Touche pas à mon info !

L’investigation vit-elle ses derniers mois sur l’audiovisuel public en France ? Contraints par une réduction budgétaire de 50 millions d’euros en 2018 par rapport au contrat d’objectifs et de moyens conclu avec l’ancien gouvernement, les magazines « Envoyé Spécial » et « Complément d’enquête » verront leurs effectifs drastiquement diminués et une réduction du temps de diffusion au point de ne plus pouvoir assurer correctement leur mission d’information. Depuis l’annonce, les soutiens s’accumulent, notamment sur Twitter avec le hashtag #Touchepasàmoninfo, pour tenter de peser sur les décisions de Delphine Ernotte, présidente de France Télévisions, déjà visée par une motion de défiance. L’association Fragil, défenseur d’une information indépendante et sociétale, se joint à ce mouvement de soutien.
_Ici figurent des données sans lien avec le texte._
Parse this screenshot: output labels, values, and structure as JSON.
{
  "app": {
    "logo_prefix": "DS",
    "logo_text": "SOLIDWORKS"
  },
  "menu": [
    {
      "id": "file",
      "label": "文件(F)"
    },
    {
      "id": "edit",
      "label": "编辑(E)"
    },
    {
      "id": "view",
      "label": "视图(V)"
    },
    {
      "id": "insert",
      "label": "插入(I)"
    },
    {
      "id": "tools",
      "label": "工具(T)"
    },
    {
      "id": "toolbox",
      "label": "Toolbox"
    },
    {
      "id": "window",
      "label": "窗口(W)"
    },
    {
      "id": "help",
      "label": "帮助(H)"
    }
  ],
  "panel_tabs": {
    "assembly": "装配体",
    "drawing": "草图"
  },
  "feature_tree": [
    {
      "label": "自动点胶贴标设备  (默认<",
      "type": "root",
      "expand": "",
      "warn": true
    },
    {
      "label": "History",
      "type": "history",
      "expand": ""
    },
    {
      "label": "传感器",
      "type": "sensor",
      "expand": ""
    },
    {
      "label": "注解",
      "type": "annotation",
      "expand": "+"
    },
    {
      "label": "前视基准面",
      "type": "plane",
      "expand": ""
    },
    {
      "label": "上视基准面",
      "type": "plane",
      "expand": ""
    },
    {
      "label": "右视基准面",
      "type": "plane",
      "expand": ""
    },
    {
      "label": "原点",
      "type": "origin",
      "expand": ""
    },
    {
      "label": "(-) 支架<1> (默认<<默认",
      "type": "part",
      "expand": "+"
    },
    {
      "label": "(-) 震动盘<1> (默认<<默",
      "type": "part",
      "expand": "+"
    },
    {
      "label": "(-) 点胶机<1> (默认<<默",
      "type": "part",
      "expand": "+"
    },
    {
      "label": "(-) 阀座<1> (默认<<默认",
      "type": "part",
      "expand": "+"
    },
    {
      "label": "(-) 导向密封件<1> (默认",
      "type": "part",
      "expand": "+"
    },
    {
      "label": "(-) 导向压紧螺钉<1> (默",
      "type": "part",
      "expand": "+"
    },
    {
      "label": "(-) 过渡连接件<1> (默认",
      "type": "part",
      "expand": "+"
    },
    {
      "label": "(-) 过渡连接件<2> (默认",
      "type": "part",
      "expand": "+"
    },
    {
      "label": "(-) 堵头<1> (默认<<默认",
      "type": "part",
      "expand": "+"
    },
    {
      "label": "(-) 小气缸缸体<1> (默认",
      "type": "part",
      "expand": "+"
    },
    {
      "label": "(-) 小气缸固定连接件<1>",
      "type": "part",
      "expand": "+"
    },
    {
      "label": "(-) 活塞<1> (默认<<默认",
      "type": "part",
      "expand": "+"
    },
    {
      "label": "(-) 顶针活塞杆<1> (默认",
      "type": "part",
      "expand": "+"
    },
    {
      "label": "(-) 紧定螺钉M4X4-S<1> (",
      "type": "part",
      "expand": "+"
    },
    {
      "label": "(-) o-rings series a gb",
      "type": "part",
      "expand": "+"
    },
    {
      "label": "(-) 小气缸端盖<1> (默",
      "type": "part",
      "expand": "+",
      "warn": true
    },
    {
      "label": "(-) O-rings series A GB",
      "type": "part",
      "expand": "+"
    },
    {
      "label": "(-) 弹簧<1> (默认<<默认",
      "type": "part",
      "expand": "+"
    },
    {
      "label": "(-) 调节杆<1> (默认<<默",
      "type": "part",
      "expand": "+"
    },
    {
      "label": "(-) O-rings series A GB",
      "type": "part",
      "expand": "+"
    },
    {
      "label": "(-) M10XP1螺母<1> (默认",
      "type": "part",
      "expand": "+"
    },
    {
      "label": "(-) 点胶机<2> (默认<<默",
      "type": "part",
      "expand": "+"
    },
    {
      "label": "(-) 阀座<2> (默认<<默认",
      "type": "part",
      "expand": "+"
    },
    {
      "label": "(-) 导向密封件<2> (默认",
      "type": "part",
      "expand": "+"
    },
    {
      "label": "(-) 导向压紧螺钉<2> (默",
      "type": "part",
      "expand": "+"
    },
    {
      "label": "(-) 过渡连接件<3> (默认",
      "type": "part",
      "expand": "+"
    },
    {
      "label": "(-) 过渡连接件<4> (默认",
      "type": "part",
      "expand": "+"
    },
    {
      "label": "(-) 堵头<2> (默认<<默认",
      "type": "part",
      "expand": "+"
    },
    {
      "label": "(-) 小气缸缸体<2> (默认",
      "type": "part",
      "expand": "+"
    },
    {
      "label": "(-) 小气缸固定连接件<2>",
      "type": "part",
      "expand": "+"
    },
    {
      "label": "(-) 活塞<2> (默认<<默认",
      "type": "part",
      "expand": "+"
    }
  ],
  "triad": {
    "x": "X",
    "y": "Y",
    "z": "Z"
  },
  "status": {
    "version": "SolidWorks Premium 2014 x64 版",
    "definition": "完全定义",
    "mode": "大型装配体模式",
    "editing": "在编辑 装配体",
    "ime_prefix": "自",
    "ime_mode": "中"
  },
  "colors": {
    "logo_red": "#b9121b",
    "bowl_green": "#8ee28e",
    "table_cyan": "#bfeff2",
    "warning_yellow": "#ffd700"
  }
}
Après la directive adoptée par le Parlement européen portant sur le secret des affaires en avril 2016, il s’agit d’un nouveau coup porté à l’investigation journalistique en France. Scandales de la dépakine, du levothyrox, du coton ouzbek (pour ne citer qu’eux), reportages en France ou à l’étranger sur des théâtres de guerre, à la découverte de cultures et de civilisations sont autant de sujets considérés d’utilité publique. Cela prend du temps et cela coûte évidemment de l’argent. Mais il s’agit bien d’éveiller les consciences, de susciter l’interrogation, l’émerveillement, l’étonnement ou l’indignation. Sortir des carcans d’une société de consommation en portant la contradiction, faire la lumière sur des pratiques, des actes que des citoyens pensaient impensables mais bien réels. Telle est « la première priorité du service public », comme le considère Yannick Letranchant, directeur de l’information.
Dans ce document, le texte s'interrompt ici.